On his last visit to Israel however, Ben received a similar letter to that which all his friends received, requesting that he report to the army to commence the tests which would culminate in his serving 3 years in uniform. Although the army tends to put talented athletes in facilities where they can train, his manager at Chelsea, Jose Mourinho, could not have been best pleased at this state of affairs (which many would argue is a good thing)
The Guardian, reports that in Israel "sportsmen who refuse to fulfil their national service are prohibited from representing their country in national teams". If correct, this statement itself raises an interesting discussion, namely that Arab players such as Walid Badeer, who are not called up to serve can represent the Jewish State, whilst Jewish players, called up to serve but who do not want to, cannot.
In the past, this would have left Sahar with two options; either to serve and to put his career on hold (as did Yossi Benayoun and Eyal Berkowitz) or to stay put in England - in other words, desert from the army which would have meant not returning to Israel other than to serve jail time. The former option is to his detriment although Benayoun and Berkowitz are decent players, neither has played for a top side (only 2 Israeli players have). Chelsea attract the top talent in the world and to make the breakthrough to play alongside them must mean that Sahar is an outstanding talent - to put the brakes on his career would be bad both for him and for the national team. The other option would also be bad for the national team - he'd never play for them.
And so a third option has been found; MK Haim Katz (Likud) is proposing a bill which would allow him to "serve" in the Israeli Embassy in London whilst continuing his football career, and still being eligible for the national team. I for one, would not be surprised if our football loving PM called for coalition discipline and the bill were to pass into law.
This would seem to me to be an interesting but possibly dangerous precedent. Certainly, it's the case that the army already does make allowances for certain talents; those who are academic overachievers can study at University before joining up and can serve in their field and musicians can continue to develop their careers (albeit with limitations) in an entertainment troupe. In both cases however their is still time spent in uniform, directly serving the country. Whilst I would agree with Sahar's mother's to an extent that he will be an Ambassador on the pitch, it is difficult to quantify this contribution. How far would this idea be stretched? To any sport or only those which Israel deems important? And what about those who are talented in the arts?
Having grown up in England, I can testify to the importance of success in sport for unifying a nation.

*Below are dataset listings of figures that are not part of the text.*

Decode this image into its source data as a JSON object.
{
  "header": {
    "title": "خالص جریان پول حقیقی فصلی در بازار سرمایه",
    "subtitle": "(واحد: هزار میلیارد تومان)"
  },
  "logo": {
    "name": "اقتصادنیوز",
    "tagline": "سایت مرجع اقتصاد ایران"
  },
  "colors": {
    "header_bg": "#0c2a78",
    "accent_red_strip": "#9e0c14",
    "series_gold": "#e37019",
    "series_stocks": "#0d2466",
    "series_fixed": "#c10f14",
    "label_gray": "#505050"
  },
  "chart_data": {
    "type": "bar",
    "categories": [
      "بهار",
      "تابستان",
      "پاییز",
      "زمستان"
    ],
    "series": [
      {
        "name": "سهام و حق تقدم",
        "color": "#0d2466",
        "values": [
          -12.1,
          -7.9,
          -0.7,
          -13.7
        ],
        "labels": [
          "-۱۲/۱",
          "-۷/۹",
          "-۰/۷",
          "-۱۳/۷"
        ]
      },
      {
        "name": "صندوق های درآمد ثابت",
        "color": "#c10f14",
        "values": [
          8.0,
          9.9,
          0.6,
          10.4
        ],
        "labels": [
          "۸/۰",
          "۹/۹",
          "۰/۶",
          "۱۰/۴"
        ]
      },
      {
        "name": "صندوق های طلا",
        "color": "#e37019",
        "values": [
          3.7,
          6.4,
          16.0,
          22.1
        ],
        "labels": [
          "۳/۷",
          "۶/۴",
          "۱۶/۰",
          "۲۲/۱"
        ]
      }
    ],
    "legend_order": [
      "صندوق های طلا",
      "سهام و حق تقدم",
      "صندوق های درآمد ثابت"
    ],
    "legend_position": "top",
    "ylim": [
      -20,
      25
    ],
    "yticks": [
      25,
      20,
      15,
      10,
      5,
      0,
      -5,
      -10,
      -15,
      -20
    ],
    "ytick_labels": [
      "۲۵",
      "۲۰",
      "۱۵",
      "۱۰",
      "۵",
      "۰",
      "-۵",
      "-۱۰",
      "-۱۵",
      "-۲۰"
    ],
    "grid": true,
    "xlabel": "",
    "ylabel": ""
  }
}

When England has performed well; in the World Cup of 1990, the Europeans in 1996 and the previous Ashes series, people have a pride in the nation and walk a little taller than normal - success internationally is important and if this step has the effect of strenghtening our sports teams then I believe that the idea will have served a good purpose, one which large numbers of Israelis will be supportive of - the idea of a deferment or ficitional service for the national good.
Just a shame it's Chelsea who'll benefit.